Verdugo R J, Ochoa J L
Department of Neurology, Faculty of Medicine, University of Chile.
J Neurol Neurosurg Psychiatry. 1998 Aug;65(2):196-203. doi: 10.1136/jnnp.65.2.196.
To gain understanding of the mechanism and meaning of improvement of hypoaesthesia after a diagnostic intervention, and of the nature of the population that displays such a sign.
Patients with chronic "neuropathic" pain underwent rigorous clinical and laboratory investigations, including placebo controlled local anaesthetic block.

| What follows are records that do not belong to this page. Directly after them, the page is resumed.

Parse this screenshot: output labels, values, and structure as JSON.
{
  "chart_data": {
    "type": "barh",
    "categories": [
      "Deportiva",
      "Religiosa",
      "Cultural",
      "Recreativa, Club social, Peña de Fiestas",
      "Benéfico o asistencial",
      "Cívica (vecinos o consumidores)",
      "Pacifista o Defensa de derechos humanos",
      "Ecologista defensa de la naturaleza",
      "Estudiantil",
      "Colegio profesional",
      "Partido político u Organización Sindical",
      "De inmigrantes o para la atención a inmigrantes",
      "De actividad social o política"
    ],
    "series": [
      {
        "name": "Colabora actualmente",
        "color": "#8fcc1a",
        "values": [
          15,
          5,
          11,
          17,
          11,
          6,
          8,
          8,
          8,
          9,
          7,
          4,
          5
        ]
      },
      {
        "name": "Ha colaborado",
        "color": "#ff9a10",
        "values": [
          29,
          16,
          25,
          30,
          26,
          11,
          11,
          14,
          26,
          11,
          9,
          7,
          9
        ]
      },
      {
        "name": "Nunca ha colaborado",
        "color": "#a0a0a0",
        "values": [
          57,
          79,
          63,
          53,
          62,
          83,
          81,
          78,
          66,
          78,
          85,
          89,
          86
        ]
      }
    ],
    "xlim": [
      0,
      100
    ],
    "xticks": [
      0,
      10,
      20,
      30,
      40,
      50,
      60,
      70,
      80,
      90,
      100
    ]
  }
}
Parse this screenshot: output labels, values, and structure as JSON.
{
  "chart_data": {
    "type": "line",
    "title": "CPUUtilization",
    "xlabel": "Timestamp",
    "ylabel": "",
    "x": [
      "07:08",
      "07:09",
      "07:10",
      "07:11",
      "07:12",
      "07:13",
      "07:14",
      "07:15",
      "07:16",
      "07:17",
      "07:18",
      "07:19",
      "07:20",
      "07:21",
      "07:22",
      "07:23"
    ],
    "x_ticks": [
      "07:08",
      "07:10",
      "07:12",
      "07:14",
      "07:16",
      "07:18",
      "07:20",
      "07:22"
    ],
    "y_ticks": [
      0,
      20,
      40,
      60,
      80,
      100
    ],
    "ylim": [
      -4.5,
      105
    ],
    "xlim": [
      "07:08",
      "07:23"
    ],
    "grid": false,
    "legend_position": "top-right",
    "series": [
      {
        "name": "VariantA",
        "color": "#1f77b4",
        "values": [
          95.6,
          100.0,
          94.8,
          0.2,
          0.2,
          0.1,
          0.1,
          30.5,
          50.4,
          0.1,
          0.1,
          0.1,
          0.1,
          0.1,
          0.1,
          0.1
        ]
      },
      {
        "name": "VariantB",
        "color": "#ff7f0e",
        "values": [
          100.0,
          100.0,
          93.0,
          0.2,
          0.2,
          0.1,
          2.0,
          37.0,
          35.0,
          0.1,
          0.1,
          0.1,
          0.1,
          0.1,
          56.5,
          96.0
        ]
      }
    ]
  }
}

Patients displaying profound regional cutaneous hypoaesthesia and pain entered the study through either of two criteria: (a) reversal of hypoaesthesia after diagnostic block, (b) nerve injury as the cause of hypoaesthesia and pain. The semeiology displayed by these patients together with the behaviour of their sensory phenomena in response to blocks were compared. Three groups were expected: (1) patients with "neuropathic" pain with profound hypoaesthesia reversed by block, but without neuropathy; (2) patients whose hypoaesthesia did not reverse and who had neuropathy as the cause of their sensory dysfunction; and (3) patients whose hypoaesthesia reversed, and had neuropathy.
Two groups emerged: (1) patients with profound hypoaesthesia reversed by block, but without neuropathy (27 patients), and (2) patients whose hypoaesthesia did not reverse and who had a neuropathy (13 patients). No patient with neuropathy was found whose cutaneous hypoaesthesia improved with block. The first group displayed the sensory-motor characteristics of psychogenic pseudoneuropathy. The semeiology of the second group was in keeping with organic neuropathy and displayed no pseudoneurological features. Spontaneous pain was relieved by placebo in 66.6% of the patients in groupl and 53.8% in group 2.
Such reversal of hypoaesthesia is due to a placebo effect, acting on a psychogenic symptom because: (a) 27 of 27 patients in which the sign occurred had absence of nerve disease behind the "neuropathic" symptoms, (b) In 26 of 27 patients the area of hypoaesthesia was non-anatomical, (c) 16 of 27 patients had other sensory-motor signs that could not be explained as a result of organic pathology (give way weakness and punctual denial of hypoaesthesia), and (d) the phenomenon was not found in patients with organic neuropathy.
了解诊断性干预后感觉减退改善的机制及意义,以及出现该体征的人群的特征。
患有慢性“神经性”疼痛的患者接受了严格的临床和实验室检查,包括安慰剂对照的局部麻醉阻滞。表现出严重局部皮肤感觉减退和疼痛的患者通过以下两个标准之一进入研究:(a)诊断性阻滞后感觉减退逆转;(b)神经损伤是感觉减退和疼痛的原因。比较这些患者表现出的症状学以及其感觉现象对阻滞的反应。预期分为三组:(1)患有“神经性”疼痛且严重感觉减退经阻滞逆转但无神经病变的患者;(2)感觉减退未逆转且神经病变是其感觉功能障碍原因的患者;(3)感觉减退逆转且有神经病变的患者。
出现了两组:(1)严重感觉减退经阻滞逆转但无神经病变的患者(27例),(2)感觉减退未逆转且有神经病变的患者(13例)。未发现神经病变患者的皮肤感觉减退经阻滞改善。第一组表现出精神性假性神经病变的感觉运动特征。第二组的症状学符合器质性神经病变,未表现出假性神经学特征。安慰剂使第1组66.6%的患者和第2组53.8%的患者的自发性疼痛得到缓解。
这种感觉减退的逆转是由于安慰剂效应作用于精神性症状,原因如下:(a)出现该体征的27例患者中,27例“神经性”症状背后无神经疾病;(b)27例患者中有26例感觉减退区域不符合解剖学;(c)27例患者中有16例有其他感觉运动体征,无法用器质性病变解释(让步性虚弱和点状感觉减退否认);(d)器质性神经病变患者未出现该现象。